The South Korean government is consulting on plans to regulate overseas remittances and banks with ties to crypto exchanges over concerns money is flowing abroad from the country in crypto purchases.

Per Maeil Kyungjae, it appears that some South Korea-based investors are attempting to exploit the kimchi premium by transferring fiat abroad to buy crypto from over-the-counter sellers in China and elsewhere. These same traders then sell their tokens on domestic marketplaces.

According to Scolkg data, the kimchi premium was wavering around the 15%-17% mark on Monday, with a price gap of around USD 9,500 per bitcoin (BTC) between Binance’s global platform and the market-leading domestic exchange Upbit.

But Seoul is keen to stamp out this phenomenon post haste, although Maeil Kyungjae quoted experts as stating that the government was attempting to “shut the gate after the horse has bolted.”

A number of South Korean media outlets claimed that domestic traders have found no shortage of Chinese or China-based BTC vendors happy to trade their tokens with South Korean traders in search of a ready supply of the token. Some, it appears, are keener to HODL newly acquired tokens, but would rather not pay the going rate on domestic exchanges.

The media outlets reported that the regulatory Financial Supervisory Service is currently “reviewing a plan to formulate guidelines” for overseas remittances involving crytoassets, and is “in consultation” with a number of government ministries, including the Ministry of Economy and Finance. The regulator has also “gathered the heads of the foreign exchange departments of commercial banks” in a bid to gain consensus on guidelines.

The guidelines will likely see banks cooperate with the regulator much as they do on anti-money laundering (AML) matters. Banks will be told to flag or halt overseas remittance requests they believe appear suspicious. These would likely include, the reports’ authors noted, sudden requests for large sums to be remitted abroad from customers with no prior history of making overseas remittances, or unexplained remittances made to non-Koreans based overseas.

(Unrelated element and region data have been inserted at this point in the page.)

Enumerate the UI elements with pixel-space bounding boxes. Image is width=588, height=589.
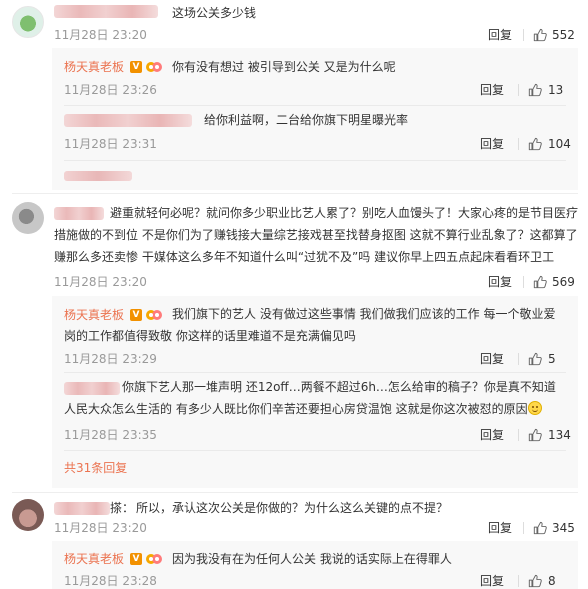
reply-button[interactable]: 回复 (488, 275, 512, 289)
reply-time: 11月28日 23:31 (64, 137, 157, 151)
reply-time: 11月28日 23:35 (64, 428, 157, 442)
comment-divider (12, 193, 578, 194)
reply-button[interactable]: 回复 (488, 521, 512, 535)
comment-time: 11月28日 23:20 (54, 28, 147, 42)
like-count: 345 (552, 521, 575, 535)
thumbs-up-icon[interactable] (528, 428, 542, 442)
avatar[interactable] (12, 202, 44, 234)
thumbs-up-icon[interactable] (533, 521, 547, 535)
reply-button[interactable]: 回复 (488, 28, 512, 42)
verified-v-icon: V (130, 61, 142, 73)
thumbs-up-icon[interactable] (533, 28, 547, 42)
thumbs-up-icon[interactable] (528, 83, 542, 97)
commenter-name-suffix[interactable]: 搽： (110, 497, 134, 519)
divider (523, 522, 524, 534)
reply-text-content: 你旗下艺人那一堆声明 还12off…两餐不超过6h…怎么给审的稿子？你是真不知道… (64, 380, 556, 416)
thumbs-up-icon[interactable] (528, 137, 542, 151)
divider (518, 429, 519, 441)
like-count: 134 (548, 428, 571, 442)
reply-button[interactable]: 回复 (480, 137, 504, 151)
reply-button[interactable]: 回复 (480, 352, 504, 366)
comment-time: 11月28日 23:20 (54, 275, 147, 289)
reply-time: 11月28日 23:26 (64, 83, 157, 97)
fan-badge-icon (146, 552, 162, 566)
divider (64, 105, 566, 106)
reply-text: 因为我没有在为任何人公关 我说的话实际上在得罪人 (172, 552, 452, 566)
divider (64, 450, 566, 451)
avatar[interactable] (12, 6, 44, 38)
divider (523, 276, 524, 288)
comment-divider (12, 492, 578, 493)
comment-text: 避重就轻何必呢？就问你多少职业比艺人累了？别吃人血馒头了！大家心疼的是节目医疗措… (54, 206, 579, 264)
reply-time: 11月28日 23:29 (64, 352, 157, 366)
reply-author-blurred[interactable] (64, 114, 192, 127)
reply-thread: 杨天真老板 V 我们旗下的艺人 没有做过这些事情 我们做我们应该的工作 每一个敬… (52, 296, 578, 488)
like-count: 8 (548, 574, 556, 588)
like-count: 5 (548, 352, 556, 366)
more-replies-link[interactable]: 共31条回复 (64, 461, 127, 475)
reply-thread: 杨天真老板 V 因为我没有在为任何人公关 我说的话实际上在得罪人 11月28日 … (52, 541, 578, 589)
fan-badge-icon (146, 60, 162, 74)
smile-emoji-icon (527, 401, 542, 415)
verified-v-icon: V (130, 553, 142, 565)
thumbs-up-icon[interactable] (528, 352, 542, 366)
thumbs-up-icon[interactable] (528, 574, 542, 588)
reply-time: 11月28日 23:28 (64, 574, 157, 588)
divider (64, 160, 566, 161)
reply-button[interactable]: 回复 (480, 574, 504, 588)
reply-thread: 杨天真老板 V 你有没有想过 被引导到公关 又是为什么呢 11月28日 23:2… (52, 48, 578, 190)
like-count: 104 (548, 137, 571, 151)
like-count: 569 (552, 275, 575, 289)
commenter-name-blurred[interactable] (54, 5, 158, 18)
comment-text: 这场公关多少钱 (172, 6, 257, 20)
comment-time: 11月28日 23:20 (54, 521, 147, 535)
divider (518, 353, 519, 365)
reply-button[interactable]: 回复 (480, 83, 504, 97)
reply-text: 你有没有想过 被引导到公关 又是为什么呢 (172, 60, 396, 74)
divider (64, 372, 566, 373)
comment-text: 所以，承认这次公关是你做的？为什么这么关键的点不提？ (136, 501, 449, 515)
reply-text: 给你利益啊，二台给你旗下明星曝光率 (204, 113, 409, 127)
reply-button[interactable]: 回复 (480, 428, 504, 442)
thumbs-up-icon[interactable] (533, 275, 547, 289)
like-count: 13 (548, 83, 564, 97)
divider (518, 138, 519, 150)
avatar[interactable] (12, 499, 44, 531)
commenter-name-blurred[interactable] (54, 502, 110, 515)
divider (523, 29, 524, 41)
divider (518, 575, 519, 587)
more-replies-blurred[interactable] (64, 171, 132, 181)
like-count: 552 (552, 28, 575, 42)
reply-text: 你旗下艺人那一堆声明 还12off…两餐不超过6h…怎么给审的稿子？你是真不知道… (64, 376, 566, 420)
reply-author[interactable]: 杨天真老板 (64, 552, 124, 566)
reply-text: 我们旗下的艺人 没有做过这些事情 我们做我们应该的工作 每一个敬业爱岗的工作都值… (64, 307, 556, 343)
divider (518, 84, 519, 96)
reply-author[interactable]: 杨天真老板 (64, 60, 124, 74)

Banks, however, seem none too impressed with the latest development, with many already stating that they are in a state of “confusion” over their crypto-related responsibilities. Banks have been told that they are responsible for deciding whether or not to accept domestic crypto exchanges as partners after Seoul last month introduced legal requirements forcing all exchange customers to use real name-authenticated bank accounts.

Commercial banks stated that they were wary this would all mean that the buck would ultimately stop with them in the case of AML violations.

An unnamed official at a major commercial bank told Maeil Kyungjae that there was no solid legal footing for what banks were being asked to do, adding,

“The Ministry of Finance, the (regulatory) Financial Services Commission, and the Financial Supervisory Service have shown an ambiguous attitude [toward] the cryptocurrency sector.”

And the same media outlet reported that previous attempts to regulate cryptoasset-related overseas remittances had caused pandemonium at banks.

Moves to limit overseas transactions had led to “remittances being turned down without specific grounds,” leading to a “surge” in customer complaints and “confusion at counters.”